Mais Delon craint que cette séquence soit détournée à d’autres fins : « Je vais tourner ma première scène du Clan des Siciliens au Palais de justice, dans ce qu’on appelle “la souricière”. Je dois sortir du fourgon et entrer dans le cabinet du juge d’instruction. C’est un contrat signé il y a dix-huit mois. Aujourd’hui, je suis à la merci d’une photo, à la“une” des journaux avec des menottes. » Le Clan des Siciliens sort en décembre 1969. Six mois plus tôt, Georges Pompidou est élu président de la République. Les derniers feux de l’affaire Markovic se sont dissipés.
Un sondage Ifop de 1969, sorti au plus fort des rumeurs sur Delon, classe l’acteur parmi les dix personnalités les plus estimées par les Français. Ses trois films qui remporteront le plus grand succès sont Le Clan des Siciliens (4 800 000 entrées), Borsalino (4 700 000 entrées) et Le Cercle rouge (4 300 000 entrées), tous sortis en 1969 et 1970, juste après l’affaire Markovic. Un effet Delon ?
C’est, pour certains, un souvenir d’enfance. Et pour ceux qui découvrent plus âgés Le Clan des Siciliens, un fait marquant de leur vie d’adulte. Dans le film, Delon aperçoit le corps nu d’Irina Demick sur la plage, le fameux mannequin imposé par le producteur Darryl Zanuck. Fulgurante et lumineuse apparition. Delon, cheveux longs, lunettes fumées, blouson crème à même le corps, tourne tel un prédateur autour des formes de sa proie.
La musique qui accompagne la scène est un air à la guimbarde, entêtant, d’Ennio Morricone. Il colle si bien à la respiration de Delon qu’il est difficile de l’effacer de sa mémoire.
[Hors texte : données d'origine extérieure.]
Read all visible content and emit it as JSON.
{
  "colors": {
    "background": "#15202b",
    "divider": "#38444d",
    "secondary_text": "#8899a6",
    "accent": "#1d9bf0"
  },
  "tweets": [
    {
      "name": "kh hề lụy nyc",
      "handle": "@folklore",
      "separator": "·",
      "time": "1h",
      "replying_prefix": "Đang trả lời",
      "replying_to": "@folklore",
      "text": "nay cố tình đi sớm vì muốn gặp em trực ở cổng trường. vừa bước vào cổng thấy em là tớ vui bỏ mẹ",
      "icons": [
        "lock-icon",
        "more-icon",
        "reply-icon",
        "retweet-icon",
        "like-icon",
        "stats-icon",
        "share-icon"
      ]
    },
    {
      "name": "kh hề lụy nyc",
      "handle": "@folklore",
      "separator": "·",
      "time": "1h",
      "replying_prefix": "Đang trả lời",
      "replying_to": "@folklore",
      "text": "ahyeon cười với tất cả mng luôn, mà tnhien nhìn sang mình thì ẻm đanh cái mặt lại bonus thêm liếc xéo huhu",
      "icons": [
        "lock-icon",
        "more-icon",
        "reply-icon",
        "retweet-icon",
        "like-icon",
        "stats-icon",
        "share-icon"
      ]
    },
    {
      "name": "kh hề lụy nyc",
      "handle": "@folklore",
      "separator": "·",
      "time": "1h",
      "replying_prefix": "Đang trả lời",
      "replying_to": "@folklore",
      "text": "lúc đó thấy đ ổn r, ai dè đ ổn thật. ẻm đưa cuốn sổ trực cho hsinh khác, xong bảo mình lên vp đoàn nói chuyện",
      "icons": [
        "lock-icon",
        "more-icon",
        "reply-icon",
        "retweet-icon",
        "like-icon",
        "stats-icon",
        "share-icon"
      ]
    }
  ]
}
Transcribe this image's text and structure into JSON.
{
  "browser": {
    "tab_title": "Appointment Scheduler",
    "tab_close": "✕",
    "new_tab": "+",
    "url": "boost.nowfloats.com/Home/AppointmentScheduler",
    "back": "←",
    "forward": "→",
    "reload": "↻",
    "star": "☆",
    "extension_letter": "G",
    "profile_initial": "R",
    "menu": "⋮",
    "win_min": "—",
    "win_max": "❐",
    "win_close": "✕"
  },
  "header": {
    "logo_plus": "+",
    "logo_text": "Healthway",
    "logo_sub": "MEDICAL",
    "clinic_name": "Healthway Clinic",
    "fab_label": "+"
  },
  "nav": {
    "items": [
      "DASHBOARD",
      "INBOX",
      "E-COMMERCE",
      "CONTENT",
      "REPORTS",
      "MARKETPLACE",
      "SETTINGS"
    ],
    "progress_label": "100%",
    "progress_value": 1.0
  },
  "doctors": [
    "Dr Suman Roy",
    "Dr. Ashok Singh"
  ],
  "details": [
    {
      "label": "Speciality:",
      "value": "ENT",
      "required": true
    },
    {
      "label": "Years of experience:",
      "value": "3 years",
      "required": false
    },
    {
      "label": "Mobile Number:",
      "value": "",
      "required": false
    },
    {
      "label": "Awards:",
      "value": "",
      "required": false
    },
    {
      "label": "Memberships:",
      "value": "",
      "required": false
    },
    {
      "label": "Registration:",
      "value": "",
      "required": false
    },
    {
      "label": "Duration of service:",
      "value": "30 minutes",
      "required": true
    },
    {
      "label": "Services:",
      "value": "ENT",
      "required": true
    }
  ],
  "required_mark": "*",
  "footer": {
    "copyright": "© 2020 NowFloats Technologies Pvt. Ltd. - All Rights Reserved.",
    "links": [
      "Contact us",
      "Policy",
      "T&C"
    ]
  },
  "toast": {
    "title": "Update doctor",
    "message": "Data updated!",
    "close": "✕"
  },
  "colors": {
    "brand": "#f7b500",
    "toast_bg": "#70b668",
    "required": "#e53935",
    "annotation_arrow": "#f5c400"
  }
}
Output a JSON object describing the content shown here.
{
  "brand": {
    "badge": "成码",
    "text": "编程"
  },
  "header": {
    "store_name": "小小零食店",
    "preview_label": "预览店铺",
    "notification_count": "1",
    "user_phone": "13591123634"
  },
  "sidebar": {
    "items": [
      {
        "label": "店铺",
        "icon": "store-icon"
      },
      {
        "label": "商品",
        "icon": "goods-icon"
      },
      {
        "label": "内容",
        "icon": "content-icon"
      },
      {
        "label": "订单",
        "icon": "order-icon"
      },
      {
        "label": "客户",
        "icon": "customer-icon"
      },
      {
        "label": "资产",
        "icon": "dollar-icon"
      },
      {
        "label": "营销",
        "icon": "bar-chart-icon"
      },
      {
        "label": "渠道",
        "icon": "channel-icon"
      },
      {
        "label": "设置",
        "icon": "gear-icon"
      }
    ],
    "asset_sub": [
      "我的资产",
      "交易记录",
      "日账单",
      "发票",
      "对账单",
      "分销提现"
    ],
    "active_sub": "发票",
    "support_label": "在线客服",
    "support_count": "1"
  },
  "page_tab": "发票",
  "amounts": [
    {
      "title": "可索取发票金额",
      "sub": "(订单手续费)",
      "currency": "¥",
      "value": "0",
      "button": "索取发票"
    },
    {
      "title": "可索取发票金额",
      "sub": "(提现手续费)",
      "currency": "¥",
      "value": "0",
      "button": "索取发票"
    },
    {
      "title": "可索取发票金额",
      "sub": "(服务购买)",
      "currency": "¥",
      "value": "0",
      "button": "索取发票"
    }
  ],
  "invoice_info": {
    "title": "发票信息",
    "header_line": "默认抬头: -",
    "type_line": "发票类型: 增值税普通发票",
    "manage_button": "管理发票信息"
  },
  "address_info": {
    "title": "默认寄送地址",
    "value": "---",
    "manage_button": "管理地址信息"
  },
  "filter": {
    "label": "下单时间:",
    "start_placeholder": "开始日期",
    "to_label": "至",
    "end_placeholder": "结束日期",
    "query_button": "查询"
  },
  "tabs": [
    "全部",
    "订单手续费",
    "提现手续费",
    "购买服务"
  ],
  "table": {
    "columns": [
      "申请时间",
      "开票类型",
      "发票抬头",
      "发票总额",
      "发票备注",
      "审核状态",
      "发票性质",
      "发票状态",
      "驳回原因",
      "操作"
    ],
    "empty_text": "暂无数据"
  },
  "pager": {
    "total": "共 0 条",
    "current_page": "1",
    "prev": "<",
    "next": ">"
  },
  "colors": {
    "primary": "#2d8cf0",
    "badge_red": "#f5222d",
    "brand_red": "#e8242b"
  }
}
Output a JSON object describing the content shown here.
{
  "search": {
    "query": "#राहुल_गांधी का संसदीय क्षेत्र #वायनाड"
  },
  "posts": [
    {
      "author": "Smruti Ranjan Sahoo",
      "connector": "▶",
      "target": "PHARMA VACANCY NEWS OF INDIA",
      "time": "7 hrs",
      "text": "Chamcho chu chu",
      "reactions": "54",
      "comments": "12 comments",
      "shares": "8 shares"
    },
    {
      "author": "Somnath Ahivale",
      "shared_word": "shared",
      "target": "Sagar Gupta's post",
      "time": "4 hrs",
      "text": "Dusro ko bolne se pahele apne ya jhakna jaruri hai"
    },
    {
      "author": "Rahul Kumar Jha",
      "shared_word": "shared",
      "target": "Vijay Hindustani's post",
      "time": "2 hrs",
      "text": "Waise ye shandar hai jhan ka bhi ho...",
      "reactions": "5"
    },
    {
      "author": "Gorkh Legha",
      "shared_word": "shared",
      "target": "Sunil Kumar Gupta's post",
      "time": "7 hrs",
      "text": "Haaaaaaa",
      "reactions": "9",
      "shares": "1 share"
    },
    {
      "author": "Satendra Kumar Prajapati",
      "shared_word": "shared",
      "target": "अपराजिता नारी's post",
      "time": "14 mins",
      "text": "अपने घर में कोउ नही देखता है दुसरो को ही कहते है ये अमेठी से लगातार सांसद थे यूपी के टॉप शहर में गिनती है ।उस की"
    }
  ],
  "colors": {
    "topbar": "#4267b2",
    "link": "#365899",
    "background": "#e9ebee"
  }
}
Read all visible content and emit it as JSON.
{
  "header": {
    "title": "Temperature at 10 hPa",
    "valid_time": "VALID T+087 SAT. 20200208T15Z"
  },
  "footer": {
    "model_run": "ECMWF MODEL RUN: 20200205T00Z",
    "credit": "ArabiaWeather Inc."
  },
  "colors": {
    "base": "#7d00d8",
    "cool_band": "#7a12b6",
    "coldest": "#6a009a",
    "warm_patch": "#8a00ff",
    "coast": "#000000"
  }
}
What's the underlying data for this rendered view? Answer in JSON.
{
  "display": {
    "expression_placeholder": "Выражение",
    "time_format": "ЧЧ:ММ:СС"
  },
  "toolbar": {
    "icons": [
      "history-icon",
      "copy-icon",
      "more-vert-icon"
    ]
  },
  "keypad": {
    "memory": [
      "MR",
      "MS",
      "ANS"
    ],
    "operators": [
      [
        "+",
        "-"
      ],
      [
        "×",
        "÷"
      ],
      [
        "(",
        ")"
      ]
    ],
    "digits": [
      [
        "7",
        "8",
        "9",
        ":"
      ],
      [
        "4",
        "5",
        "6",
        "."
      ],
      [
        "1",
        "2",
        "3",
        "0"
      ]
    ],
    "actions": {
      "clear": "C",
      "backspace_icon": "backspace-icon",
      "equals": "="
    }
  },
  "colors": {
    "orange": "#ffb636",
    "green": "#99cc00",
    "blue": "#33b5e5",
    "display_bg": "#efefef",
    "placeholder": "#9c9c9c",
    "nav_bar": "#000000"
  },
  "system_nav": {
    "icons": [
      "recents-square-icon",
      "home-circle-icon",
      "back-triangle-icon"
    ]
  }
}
Delon se révèle en 1969 l’acteur le plus érotique du monde. C’est une chose entendue pour la génération 1968 qui réfrène, à la manière d’un secret inavouable, sa passion pour une star, à ses yeux, trop proche du pouvoir gaulliste. Mais c’est une révélation pour une autre génération, plus jeune, étrangère aux soubresauts de la révolution, dont l’adolescence consiste à observer les gestes assurés et insolents de cet homme, espérant un jour les reproduire. Autrefois élève, Delon se mue à son tour en mentor. Le mentor d’une génération.